Aktuell-Archiv des früheren dradio.de-Auftritts / Archiv /

 

Mehdorn wird BER-Chef

Verkehrsminister Ramsauer: Mehdorn soll BER zum Erfolg führen

Hartmut Mehdorn wird neuer BER-Chef (dpa / Hannibal)
Hartmut Mehdorn wird neuer BER-Chef (dpa / Hannibal)

Der frühere Bahn- und Air-Berlin-Chef Hartmut Mehdorn tritt am kommenden Montag sein Amt als neuer Leiter des Flughafens BER an. Er soll die Pannenserie der vergangenen Monate stoppen.

Hartmut Mehdorn sei für drei Jahre verpflichtet worden, sagte der Aufsichtsratschef des Flughafens, Brandenburgs Ministerpräsident Matthias Platzeck (SPD), vor Journalisten in Berlin. Er habe bereits «vor einigen Tagen alles vertrauensvoll» mit Mehdorn besprochen, der Aufsichtsrat habe den 70-Jährigen heute Morgen zum Vorsitzenden des BER bestellt. Der Posten ist seit Januar nicht besetzt. Der Aufsichtsrat hatte den früheren Chef Rainer Schwarz abgesetzt, weil die Eröffnung des Airports zum vierten Mal verlegt werden musste.

Bundesverkehrsminister Peter Ramsauer (CSU) bestätigte die Personalie. Mehdorn war im Januar überraschend von seinem Vorstandspostenbei Air Berlin zurückgetreten. Er hatte die Leitung der Fluggesellschaft 15 Monate zuvor als Interimschef übernommen. Platzeck hatte für den Posten ursprünglich Ex-Fraport-Manager Wilhelm Bender gewinnen wollen. Der sagte jedoch ab und wollte nach Streitigkeiten um seinen Vertrag auch nicht Chefberater für den BER werden.

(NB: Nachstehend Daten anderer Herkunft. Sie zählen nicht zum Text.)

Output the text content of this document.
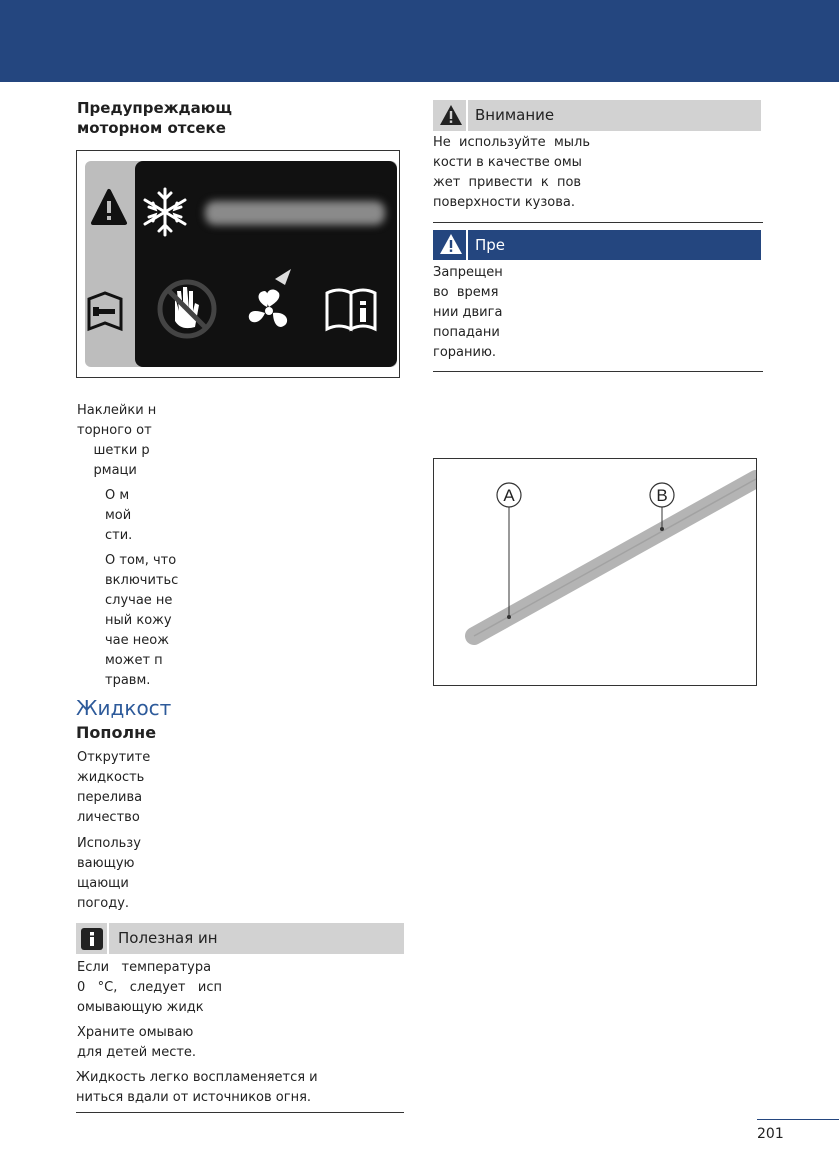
Предупреждающ
моторном отсеке
Наклейки н
торного от
шетки р
рмаци
О м
мой
сти.
О том, что
включитьс
случае не
ный кожу
чае неож
может п
травм.
Жидкост
Пополне
Открутите
жидкость
перелива
личество
Использу
вающую
щающи
погоду.
Полезная ин
Если   температура
0   °C,   следует   исп
омывающую жидк
Храните омываю
для детей месте.
Жидкость легко воспламеняется и
ниться вдали от источников огня.
Внимание
Не  используйте  мыль
кости в качестве омы
жет  привести  к  пов
поверхности кузова.
Пре
Запрещен
во  время
нии двига
попадани
горанию.
A	B
201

Ramsauer: "Mehdorn folge patriotischer Berufung"

Peter Ramsauer, Vorsitzender der CSU-Landesgruppe im Bundestag (Deutschlandradio - Bettina Straub)Verkehrsminister Peter Ramsauer (CSU) (Deutschlandradio - Bettina Straub)Er sei sich sicher, Mehdorn folge auch ein Stück weit einer "patriotischen Berufung, eine solche Herausforderung von nationaler Tragweite anzupacken", sagte Ramsauer über den künftigen BER-Chef. Der Bau des Hauptstadtflughafens hatte sich in den vergangenen Jahren zu einem Disaster ausgewachsen - milliardenschwere Nachfinanzierungen wurden nötig, die Eröffnung wurde immer wieder verschoben.

Als Air-Berlin-Chef hatte Mehdorn noch im Sommer eine Klage wegen der verzögerten Eröffnung des Flughafens und der damit verbundenen Kosten für die zweitgrößte Fluggesellschaft Deutschlands gegen die Flughafengesellschaft eingereicht. Diese werde aber nicht über seinen Schreibtisch gehen, erklärte Mehdorn heute. Am liebsten sei ihm eine gütliche Einigung.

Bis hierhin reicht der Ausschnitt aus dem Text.